Despite getting everything that I asked for and more, I didn’t feel as overwhelmed as I had when I saw the previous covers. After spending some time watching the reader response and sales, I could sense that there was a similar lack of enthusiasm. Beautiful cover, but wasn’t quite drawing readers in.

Undaunted, I thought — alright, let’s try a 3D box set so readers know they’re getting three stories in one volume.

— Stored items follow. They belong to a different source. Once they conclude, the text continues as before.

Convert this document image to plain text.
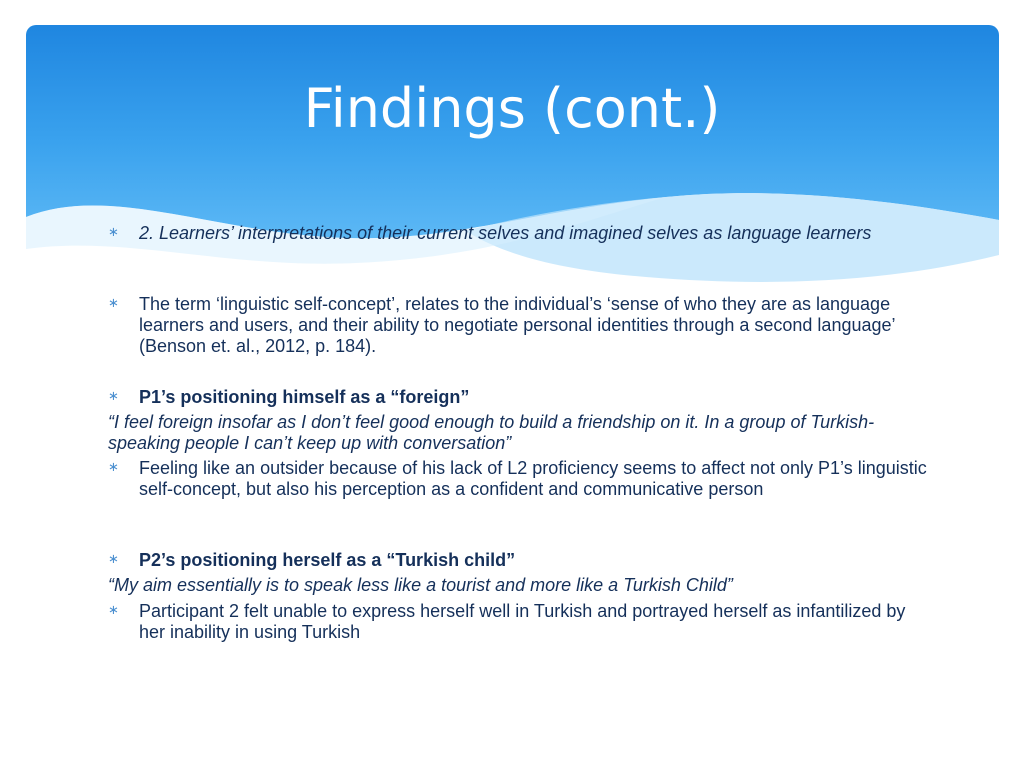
Findings (cont.)
∗ 2. Learners’ interpretations of their current selves and imagined selves as language learners

∗ The term ‘linguistic self-concept’, relates to the individual’s ‘sense of who they are as language learners and users, and their ability to negotiate personal identities through a second language’ (Benson et. al., 2012, p. 184).

∗ P1’s positioning himself as a “foreign”

“I feel foreign insofar as I don’t feel good enough to build a friendship on it. In a group of Turkish-speaking people I can’t keep up with conversation”

∗ Feeling like an outsider because of his lack of L2 proficiency seems to affect not only P1’s linguistic self-concept, but also his perception as a confident and communicative person

∗ P2’s positioning herself as a “Turkish child”

“My aim essentially is to speak less like a tourist and more like a Turkish Child”

∗ Participant 2 felt unable to express herself well in Turkish and portrayed herself as infantilized by her inability in using Turkish
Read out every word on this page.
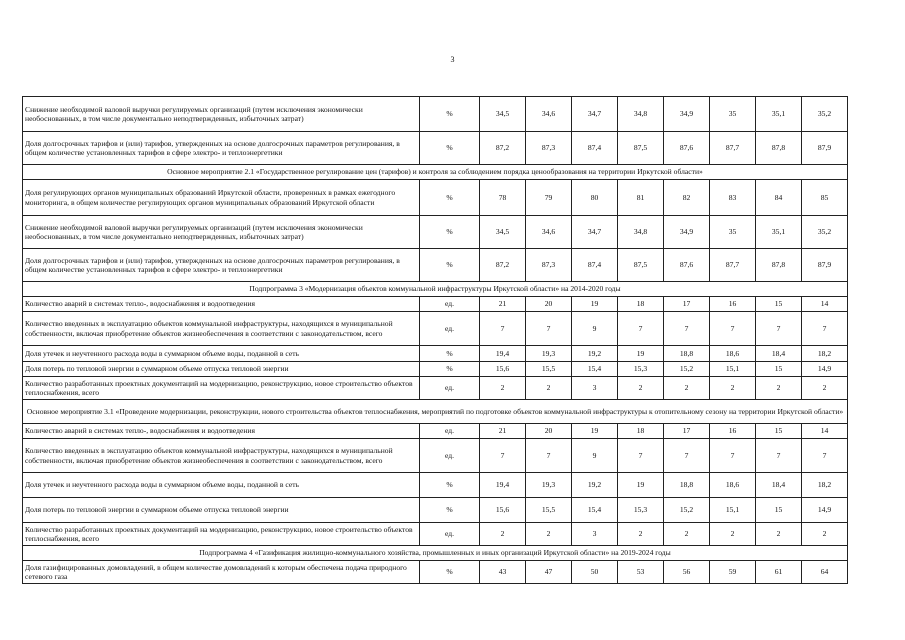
3
Снижение необходимой валовой выручки регулируемых организаций (путем исключения экономически необоснованных, в том числе документально неподтвержденных, избыточных затрат)	%	34,5	34,6	34,7	34,8	34,9	35	35,1	35,2
Доля долгосрочных тарифов и (или) тарифов, утвержденных на основе долгосрочных параметров регулирования, в общем количестве установленных тарифов в сфере электро- и теплоэнергетики	%	87,2	87,3	87,4	87,5	87,6	87,7	87,8	87,9
Основное мероприятие 2.1 «Государственное регулирование цен (тарифов) и контроля за соблюдением порядка ценообразования на территории Иркутской области»									
Доля регулирующих органов муниципальных образований Иркутской области, проверенных в рамках ежегодного мониторинга, в общем количестве регулирующих органов муниципальных образований Иркутской области	%	78	79	80	81	82	83	84	85
Снижение необходимой валовой выручки регулируемых организаций (путем исключения экономически необоснованных, в том числе документально неподтвержденных, избыточных затрат)	%	34,5	34,6	34,7	34,8	34,9	35	35,1	35,2
Доля долгосрочных тарифов и (или) тарифов, утвержденных на основе долгосрочных параметров регулирования, в общем количестве установленных тарифов в сфере электро- и теплоэнергетики	%	87,2	87,3	87,4	87,5	87,6	87,7	87,8	87,9
Подпрограмма 3 «Модернизация объектов коммунальной инфраструктуры Иркутской области» на 2014-2020 годы									
Количество аварий в системах тепло-, водоснабжения и водоотведения	ед.	21	20	19	18	17	16	15	14
Количество введенных в эксплуатацию объектов коммунальной инфраструктуры, находящихся в муниципальной собственности, включая приобретение объектов жизнеобеспечения в соответствии с законодательством, всего	ед.	7	7	9	7	7	7	7	7
Доля утечек и неучтенного расхода воды в суммарном объеме воды, поданной в сеть	%	19,4	19,3	19,2	19	18,8	18,6	18,4	18,2
Доля потерь по тепловой энергии в суммарном объеме отпуска тепловой энергии	%	15,6	15,5	15,4	15,3	15,2	15,1	15	14,9
Количество разработанных проектных документаций на модернизацию, реконструкцию, новое строительство объектов теплоснабжения, всего	ед.	2	2	3	2	2	2	2	2
Основное мероприятие 3.1 «Проведение модернизации, реконструкции, нового строительства объектов теплоснабжения, мероприятий по подготовке объектов коммунальной инфраструктуры к отопительному сезону на территории Иркутской области»									
Количество аварий в системах тепло-, водоснабжения и водоотведения	ед.	21	20	19	18	17	16	15	14
Количество введенных в эксплуатацию объектов коммунальной инфраструктуры, находящихся в муниципальной собственности, включая приобретение объектов жизнеобеспечения в соответствии с законодательством, всего	ед.	7	7	9	7	7	7	7	7
Доля утечек и неучтенного расхода воды в суммарном объеме воды, поданной в сеть	%	19,4	19,3	19,2	19	18,8	18,6	18,4	18,2
Доля потерь по тепловой энергии в суммарном объеме отпуска тепловой энергии	%	15,6	15,5	15,4	15,3	15,2	15,1	15	14,9
Количество разработанных проектных документаций на модернизацию, реконструкцию, новое строительство объектов теплоснабжения, всего	ед.	2	2	3	2	2	2	2	2
Подпрограмма 4 «Газификация жилищно-коммунального хозяйства, промышленных и иных организаций Иркутской области» на 2019-2024 годы									
Доля газифицированных домовладений, в общем количестве домовладений к которым обеспечена подача природного сетевого газа	%	43	47	50	53	56	59	61	64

3D Box set: Tales from the Gunpowder Chronicles cover with library and scroll + 3 spines showing in the box: Big Trouble in Old Shanghai, Island of the Opium Eaters, Love in the Time of Engines

Then a little research and word on the street showed that other fantasy authors had been through this as well and overwhelmingly preferred “character” covers to object covers. Lesson learned!

I didn’t have much time to test out the 3D cover because I had already enlisted DDD to re-vamp the cover. I provided some character details and sample models and suggested that multiple heroines could be depicted on the cover. The concept design they came up with was AMAZING. Look at those costumes — they were not a part of the original model photos.

Mockup version of cover: Two heroines with Chinese courtyard in background and gears in sky. Girl with glasses holding book on left, girl in armor with weapons looking down on right

I was just in LOVE with the girl with the glasses. Isn’t she awesome? And they have her holding a book too — my little geek heart was going pitter-patter. I thought she was a perfect depiction of studious Anlei in “Love in the Time of Engines”.

I loved this cover as well. The colors, the mood. That backdrop is amazing with the Chinese courtyard and the gears above it. But the two ladies might imply a sapphic story, and I didn’t want to confuse readers.

It seemed other authors were also wrestling with how to depict anthologies as some vendors prefer or even require 2D covers. So I requested that the designer move to a triptych design and the final design, once again, blew me away.

Final version of cover: Three heroines in three color bands, blue, orange, green. Girl in suit with weapons, girl with glasses holding book, girl in leather with two knives.

The cover totally reminds me of a superhero movie poster. I call it my girl power cover. It depicts three different stories with three very different heroines.

I might play with a 3D box version of this cover, but for now I’m going to try this makeover out and see if it makes people stop and click.